Multiscale NURBS curves on the sphere and ellipsoid

Highlights

• A framework for the multiscale representation of NURBS curves is presented.

• Our multiscale NURBS can exist on the surface of a sphere or an ellipsoid.

• Spherical NURBS curves can be subdivided.

• Spherical NURBS curves can be reverse subdivided and losslessly reconstructed.

Abstract

In this paper, we introduce a framework that allows NURBS subdivision curves to be defined on the sphere and ellipsoid in a multiscale manner. This is achieved via modification of a repeated invertible averaging (RIA) framework for spherical B-Spline curves, which is constructed in terms of spherical linear interpolations. By incorporating vertex weights into the interpolation parameters of individual operations, and by generalizing the linear interpolations to other manifolds, we can define multiscale NURBS on several types of surfaces. We explore an application to the multiscale representation of geospatial vector data and present an optimization method that automatically assigns NURBS vertex weights to curve vertices.

Introduction

When it comes to curve design, freeform curves such as Bezier, B-Spline, and NURBS curves are well-understood and widely utilized. NURBS curves are particularly notable; through the use of vertex weights, they feature improved control over other types of curves and the ability to represent conic sections exactly. As a result, NURBS curves have become ubiquitous in CAD/CAM as well as in numerous industry standards [1].

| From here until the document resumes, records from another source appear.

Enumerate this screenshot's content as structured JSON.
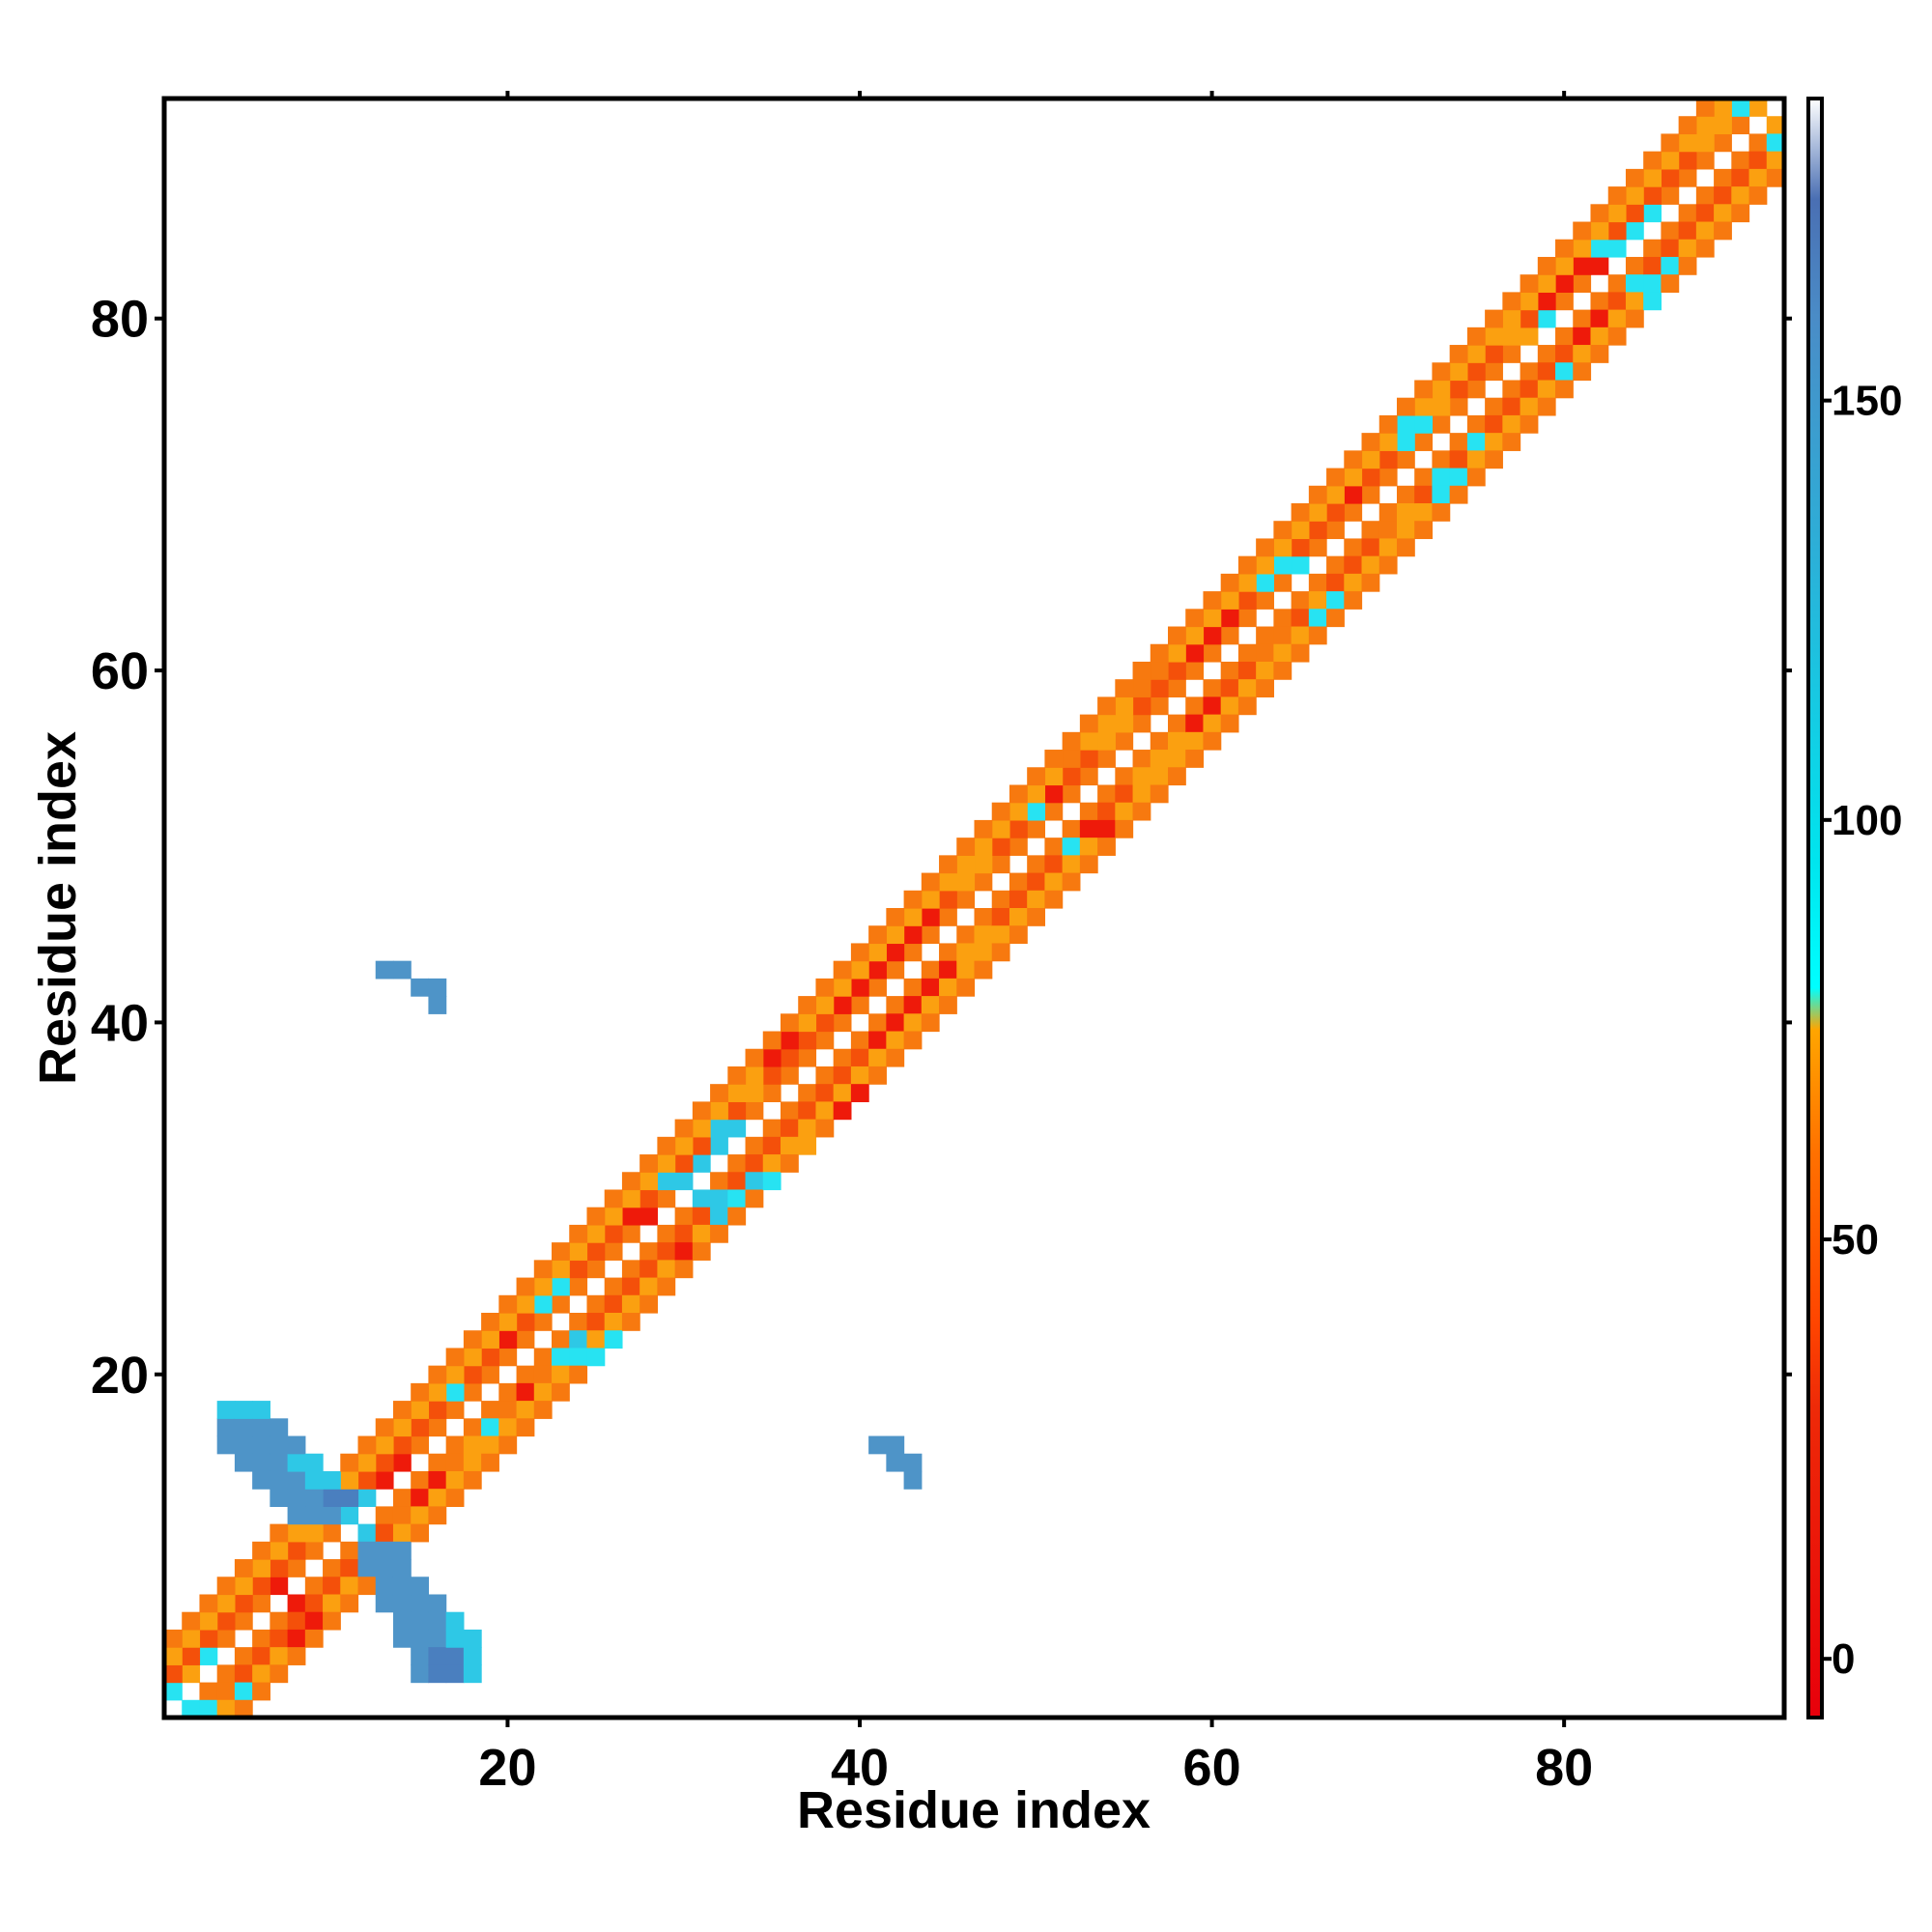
{
  "chart_data": {
    "type": "heatmap",
    "title": "",
    "xlabel": "Residue index",
    "ylabel": "Residue index",
    "n_residues": 92,
    "xlim": [
      0.5,
      92.5
    ],
    "ylim": [
      0.5,
      92.5
    ],
    "x_ticks": [
      20,
      40,
      60,
      80
    ],
    "y_ticks": [
      20,
      40,
      60,
      80
    ],
    "grid": false,
    "legend": "colorbar-right",
    "colorbar": {
      "range": [
        -7,
        186
      ],
      "ticks": [
        0,
        50,
        100,
        150
      ],
      "stops": [
        {
          "value": -7,
          "color": "#e8000b"
        },
        {
          "value": 30,
          "color": "#ee2a08"
        },
        {
          "value": 40,
          "color": "#ff4500"
        },
        {
          "value": 60,
          "color": "#ff7000"
        },
        {
          "value": 75,
          "color": "#ffa500"
        },
        {
          "value": 80,
          "color": "#00ffff"
        },
        {
          "value": 95,
          "color": "#00e5ee"
        },
        {
          "value": 130,
          "color": "#2ab2d9"
        },
        {
          "value": 160,
          "color": "#4a8cc7"
        },
        {
          "value": 174,
          "color": "#4a6fb3"
        },
        {
          "value": 186,
          "color": "#ffffff"
        }
      ]
    },
    "palette": {
      "red": "#ee1a0a",
      "redorange": "#f4500a",
      "orange": "#f7790f",
      "amber": "#fba010",
      "cyan": "#27e3f2",
      "skyblue": "#2ec8e6",
      "steelblue": "#4e94c8",
      "darkblue": "#4a7fbf"
    },
    "helix_diagonals": [
      {
        "offset": 1,
        "color": "orange"
      },
      {
        "offset": 2,
        "color": "redorange"
      },
      {
        "offset": 3,
        "color": "amber"
      },
      {
        "offset": 4,
        "color": "orange"
      }
    ],
    "sheet_contacts": [
      {
        "x": 1,
        "y": 2,
        "color": "cyan"
      },
      {
        "x": 2,
        "y": 1,
        "color": "cyan"
      },
      {
        "x": 3,
        "y": 1,
        "color": "cyan"
      },
      {
        "x": 2,
        "y": 3,
        "color": "amber"
      },
      {
        "x": 3,
        "y": 4,
        "color": "cyan"
      },
      {
        "x": 4,
        "y": 2,
        "color": "orange"
      },
      {
        "x": 5,
        "y": 2,
        "color": "cyan"
      },
      {
        "x": 4,
        "y": 5,
        "color": "orange"
      },
      {
        "x": 7,
        "y": 8,
        "color": "red"
      },
      {
        "x": 8,
        "y": 7,
        "color": "red"
      },
      {
        "x": 8,
        "y": 5,
        "color": "red"
      },
      {
        "x": 9,
        "y": 6,
        "color": "red"
      },
      {
        "x": 10,
        "y": 7,
        "color": "amber"
      },
      {
        "x": 9,
        "y": 11,
        "color": "amber"
      },
      {
        "x": 10,
        "y": 12,
        "color": "skyblue"
      },
      {
        "x": 11,
        "y": 12,
        "color": "skyblue"
      },
      {
        "x": 12,
        "y": 11,
        "color": "skyblue"
      },
      {
        "x": 12,
        "y": 10,
        "color": "skyblue"
      },
      {
        "x": 13,
        "y": 10,
        "color": "skyblue"
      },
      {
        "x": 12,
        "y": 13,
        "color": "skyblue"
      },
      {
        "x": 14,
        "y": 12,
        "color": "orange"
      },
      {
        "x": 13,
        "y": 14,
        "color": "red"
      },
      {
        "x": 14,
        "y": 15,
        "color": "red"
      },
      {
        "x": 15,
        "y": 13,
        "color": "red"
      },
      {
        "x": 16,
        "y": 14,
        "color": "red"
      },
      {
        "x": 17,
        "y": 15,
        "color": "orange"
      },
      {
        "x": 18,
        "y": 16,
        "color": "amber"
      },
      {
        "x": 17,
        "y": 19,
        "color": "cyan"
      },
      {
        "x": 19,
        "y": 17,
        "color": "cyan"
      },
      {
        "x": 20,
        "y": 18,
        "color": "orange"
      },
      {
        "x": 21,
        "y": 19,
        "color": "red"
      },
      {
        "x": 20,
        "y": 22,
        "color": "red"
      },
      {
        "x": 22,
        "y": 20,
        "color": "orange"
      },
      {
        "x": 23,
        "y": 21,
        "color": "cyan"
      },
      {
        "x": 23,
        "y": 25,
        "color": "cyan"
      },
      {
        "x": 22,
        "y": 24,
        "color": "cyan"
      },
      {
        "x": 24,
        "y": 22,
        "color": "skyblue"
      },
      {
        "x": 24,
        "y": 21,
        "color": "cyan"
      },
      {
        "x": 25,
        "y": 21,
        "color": "cyan"
      },
      {
        "x": 26,
        "y": 22,
        "color": "cyan"
      },
      {
        "x": 27,
        "y": 24,
        "color": "amber"
      },
      {
        "x": 27,
        "y": 29,
        "color": "red"
      },
      {
        "x": 28,
        "y": 29,
        "color": "red"
      },
      {
        "x": 30,
        "y": 27,
        "color": "red"
      },
      {
        "x": 29,
        "y": 31,
        "color": "skyblue"
      },
      {
        "x": 30,
        "y": 31,
        "color": "skyblue"
      },
      {
        "x": 31,
        "y": 32,
        "color": "skyblue"
      },
      {
        "x": 32,
        "y": 33,
        "color": "skyblue"
      },
      {
        "x": 33,
        "y": 34,
        "color": "skyblue"
      },
      {
        "x": 32,
        "y": 34,
        "color": "skyblue"
      },
      {
        "x": 31,
        "y": 30,
        "color": "skyblue"
      },
      {
        "x": 32,
        "y": 30,
        "color": "skyblue"
      },
      {
        "x": 32,
        "y": 29,
        "color": "skyblue"
      },
      {
        "x": 33,
        "y": 30,
        "color": "cyan"
      },
      {
        "x": 34,
        "y": 31,
        "color": "skyblue"
      },
      {
        "x": 35,
        "y": 31,
        "color": "cyan"
      },
      {
        "x": 34,
        "y": 36,
        "color": "amber"
      },
      {
        "x": 36,
        "y": 33,
        "color": "amber"
      },
      {
        "x": 37,
        "y": 33,
        "color": "amber"
      },
      {
        "x": 35,
        "y": 38,
        "color": "red"
      },
      {
        "x": 36,
        "y": 39,
        "color": "red"
      },
      {
        "x": 39,
        "y": 35,
        "color": "red"
      },
      {
        "x": 40,
        "y": 36,
        "color": "red"
      },
      {
        "x": 39,
        "y": 41,
        "color": "red"
      },
      {
        "x": 40,
        "y": 42,
        "color": "red"
      },
      {
        "x": 41,
        "y": 39,
        "color": "red"
      },
      {
        "x": 42,
        "y": 40,
        "color": "red"
      },
      {
        "x": 41,
        "y": 43,
        "color": "red"
      },
      {
        "x": 43,
        "y": 41,
        "color": "red"
      },
      {
        "x": 42,
        "y": 44,
        "color": "red"
      },
      {
        "x": 44,
        "y": 42,
        "color": "red"
      },
      {
        "x": 43,
        "y": 45,
        "color": "red"
      },
      {
        "x": 45,
        "y": 43,
        "color": "red"
      },
      {
        "x": 44,
        "y": 46,
        "color": "red"
      },
      {
        "x": 46,
        "y": 44,
        "color": "amber"
      },
      {
        "x": 47,
        "y": 45,
        "color": "amber"
      },
      {
        "x": 46,
        "y": 48,
        "color": "amber"
      },
      {
        "x": 47,
        "y": 49,
        "color": "amber"
      },
      {
        "x": 48,
        "y": 45,
        "color": "amber"
      },
      {
        "x": 49,
        "y": 46,
        "color": "amber"
      },
      {
        "x": 50,
        "y": 52,
        "color": "cyan"
      },
      {
        "x": 52,
        "y": 50,
        "color": "cyan"
      },
      {
        "x": 51,
        "y": 53,
        "color": "red"
      },
      {
        "x": 53,
        "y": 51,
        "color": "red"
      },
      {
        "x": 54,
        "y": 51,
        "color": "red"
      },
      {
        "x": 52,
        "y": 55,
        "color": "orange"
      },
      {
        "x": 54,
        "y": 56,
        "color": "amber"
      },
      {
        "x": 55,
        "y": 57,
        "color": "amber"
      },
      {
        "x": 56,
        "y": 54,
        "color": "amber"
      },
      {
        "x": 57,
        "y": 55,
        "color": "amber"
      },
      {
        "x": 58,
        "y": 56,
        "color": "amber"
      },
      {
        "x": 56,
        "y": 59,
        "color": "orange"
      },
      {
        "x": 57,
        "y": 60,
        "color": "orange"
      },
      {
        "x": 59,
        "y": 57,
        "color": "red"
      },
      {
        "x": 60,
        "y": 58,
        "color": "red"
      },
      {
        "x": 59,
        "y": 61,
        "color": "red"
      },
      {
        "x": 60,
        "y": 62,
        "color": "red"
      },
      {
        "x": 61,
        "y": 63,
        "color": "red"
      },
      {
        "x": 63,
        "y": 61,
        "color": "orange"
      },
      {
        "x": 64,
        "y": 62,
        "color": "orange"
      },
      {
        "x": 63,
        "y": 65,
        "color": "cyan"
      },
      {
        "x": 64,
        "y": 66,
        "color": "cyan"
      },
      {
        "x": 65,
        "y": 66,
        "color": "cyan"
      },
      {
        "x": 66,
        "y": 63,
        "color": "cyan"
      },
      {
        "x": 67,
        "y": 64,
        "color": "cyan"
      },
      {
        "x": 66,
        "y": 64,
        "color": "amber"
      },
      {
        "x": 68,
        "y": 70,
        "color": "red"
      },
      {
        "x": 70,
        "y": 68,
        "color": "orange"
      },
      {
        "x": 71,
        "y": 69,
        "color": "amber"
      },
      {
        "x": 71,
        "y": 73,
        "color": "cyan"
      },
      {
        "x": 72,
        "y": 74,
        "color": "cyan"
      },
      {
        "x": 71,
        "y": 74,
        "color": "cyan"
      },
      {
        "x": 73,
        "y": 71,
        "color": "cyan"
      },
      {
        "x": 73,
        "y": 70,
        "color": "cyan"
      },
      {
        "x": 74,
        "y": 71,
        "color": "cyan"
      },
      {
        "x": 73,
        "y": 75,
        "color": "amber"
      },
      {
        "x": 75,
        "y": 73,
        "color": "cyan"
      },
      {
        "x": 76,
        "y": 73,
        "color": "amber"
      },
      {
        "x": 77,
        "y": 79,
        "color": "amber"
      },
      {
        "x": 78,
        "y": 79,
        "color": "amber"
      },
      {
        "x": 79,
        "y": 80,
        "color": "cyan"
      },
      {
        "x": 80,
        "y": 77,
        "color": "cyan"
      },
      {
        "x": 79,
        "y": 81,
        "color": "red"
      },
      {
        "x": 81,
        "y": 79,
        "color": "red"
      },
      {
        "x": 80,
        "y": 82,
        "color": "red"
      },
      {
        "x": 82,
        "y": 80,
        "color": "red"
      },
      {
        "x": 81,
        "y": 83,
        "color": "red"
      },
      {
        "x": 82,
        "y": 83,
        "color": "red"
      },
      {
        "x": 82,
        "y": 84,
        "color": "cyan"
      },
      {
        "x": 83,
        "y": 84,
        "color": "cyan"
      },
      {
        "x": 84,
        "y": 85,
        "color": "cyan"
      },
      {
        "x": 85,
        "y": 86,
        "color": "cyan"
      },
      {
        "x": 84,
        "y": 82,
        "color": "cyan"
      },
      {
        "x": 85,
        "y": 81,
        "color": "cyan"
      },
      {
        "x": 85,
        "y": 82,
        "color": "cyan"
      },
      {
        "x": 86,
        "y": 83,
        "color": "cyan"
      },
      {
        "x": 88,
        "y": 90,
        "color": "amber"
      },
      {
        "x": 89,
        "y": 91,
        "color": "amber"
      },
      {
        "x": 90,
        "y": 92,
        "color": "cyan"
      },
      {
        "x": 92,
        "y": 90,
        "color": "cyan"
      },
      {
        "x": 92,
        "y": 91,
        "color": "amber"
      },
      {
        "x": 91,
        "y": 92,
        "color": "amber"
      }
    ],
    "blue_patches": [
      {
        "x": [
          4,
          6
        ],
        "y": [
          16,
          18
        ],
        "color": "steelblue"
      },
      {
        "x": [
          5,
          7
        ],
        "y": [
          15,
          17
        ],
        "color": "steelblue"
      },
      {
        "x": [
          6,
          8
        ],
        "y": [
          14,
          16
        ],
        "color": "steelblue"
      },
      {
        "x": [
          7,
          9
        ],
        "y": [
          13,
          15
        ],
        "color": "steelblue"
      },
      {
        "x": [
          8,
          10
        ],
        "y": [
          12,
          14
        ],
        "color": "steelblue"
      },
      {
        "x": [
          4,
          6
        ],
        "y": [
          18,
          18
        ],
        "color": "skyblue"
      },
      {
        "x": [
          8,
          9
        ],
        "y": [
          15,
          15
        ],
        "color": "skyblue"
      },
      {
        "x": [
          9,
          10
        ],
        "y": [
          14,
          14
        ],
        "color": "skyblue"
      },
      {
        "x": [
          10,
          11
        ],
        "y": [
          13,
          13
        ],
        "color": "darkblue"
      },
      {
        "x": [
          12,
          14
        ],
        "y": [
          9,
          10
        ],
        "color": "steelblue"
      },
      {
        "x": [
          13,
          15
        ],
        "y": [
          7,
          8
        ],
        "color": "steelblue"
      },
      {
        "x": [
          14,
          16
        ],
        "y": [
          5,
          7
        ],
        "color": "steelblue"
      },
      {
        "x": [
          15,
          17
        ],
        "y": [
          3,
          5
        ],
        "color": "steelblue"
      },
      {
        "x": [
          16,
          17
        ],
        "y": [
          3,
          4
        ],
        "color": "darkblue"
      },
      {
        "x": [
          18,
          18
        ],
        "y": [
          3,
          5
        ],
        "color": "skyblue"
      },
      {
        "x": [
          17,
          17
        ],
        "y": [
          5,
          6
        ],
        "color": "skyblue"
      },
      {
        "x": [
          13,
          14
        ],
        "y": [
          43,
          43
        ],
        "color": "steelblue"
      },
      {
        "x": [
          15,
          16
        ],
        "y": [
          42,
          42
        ],
        "color": "steelblue"
      },
      {
        "x": [
          16,
          16
        ],
        "y": [
          41,
          41
        ],
        "color": "steelblue"
      },
      {
        "x": [
          41,
          42
        ],
        "y": [
          16,
          16
        ],
        "color": "steelblue"
      },
      {
        "x": [
          42,
          43
        ],
        "y": [
          15,
          15
        ],
        "color": "steelblue"
      },
      {
        "x": [
          43,
          43
        ],
        "y": [
          14,
          14
        ],
        "color": "steelblue"
      }
    ]
  }
}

The popularity of each type of freeform curve has naturally inspired a variety of works that generalize these curves to other spaces. The surface of a sphere has been an especially prominent target for such generalizations, as curves on the sphere have several applications in geospatial vector representation [2], the creation of rotation splines for key-frame animation [3], and the generation of tool paths for five-axis machining [4]. The mathematical elegance of the sphere itself has additionally provided fertile ground for various artistic endeavours, such as the creation of Islamic star patterns and Persian floral patterns (see, e.g., [5], [6]).

However, many such works are unable to represent their spherical curves in a multiscale manner (for the purposes of, e.g., editing, data transmission, or level-of-detail rendering). In order to address this, the work of Alderson et al. [2] proposed a methodology by which B-Spline curves on the surface of a sphere could be represented in a multiscale manner. The method, which we refer to as repeated invertible averaging (RIA), is based on a modified version of the Lane-Riesenfeld algorithm [7] and uses a sequence of SLERP (spherical linear interpolation; see [8]) operations to perform its calculations. Via replacement of SLERP with an analogous interpolation method defined along geodesic lines (say, Interp(p, q, u)), the method can be easily generalized to other manifold surfaces.

In order to bring the same freedom of representation to spherical NURBS curves, we introduce a modification to RIA that allows it to represent NURBS curves at multiple scales on the surface of the sphere (and any other manifold supported by RIA). In essence, this modification converts the interpolation parameter u into a function of the NURBS vertex weights, based on the observed effect of the geometric interpretation of NURBS curves (see [1]) on individual interpolation operations. We demonstrate use of the modified framework in the creation of subdivided and reverse subdivided spherical NURBS curves, and explore an application of this framework to representing geospatial vector data. We additionally utilize an implementation of the algorithms described in [9] to create multiscale NURBS curves on ellipsoids of revolution.

The paper is organized as follows. In Section 2, we review a selection of related works. Sections 3 and 4, respectively, provide overviews of the RIA framework and the geometric interpretation of NURBS curves. Our modification to the framework is described in Section 5, followed by a discussion on geospatial vector representation in Section 6. Results may be found in Section 7 and conclusions in Section 8.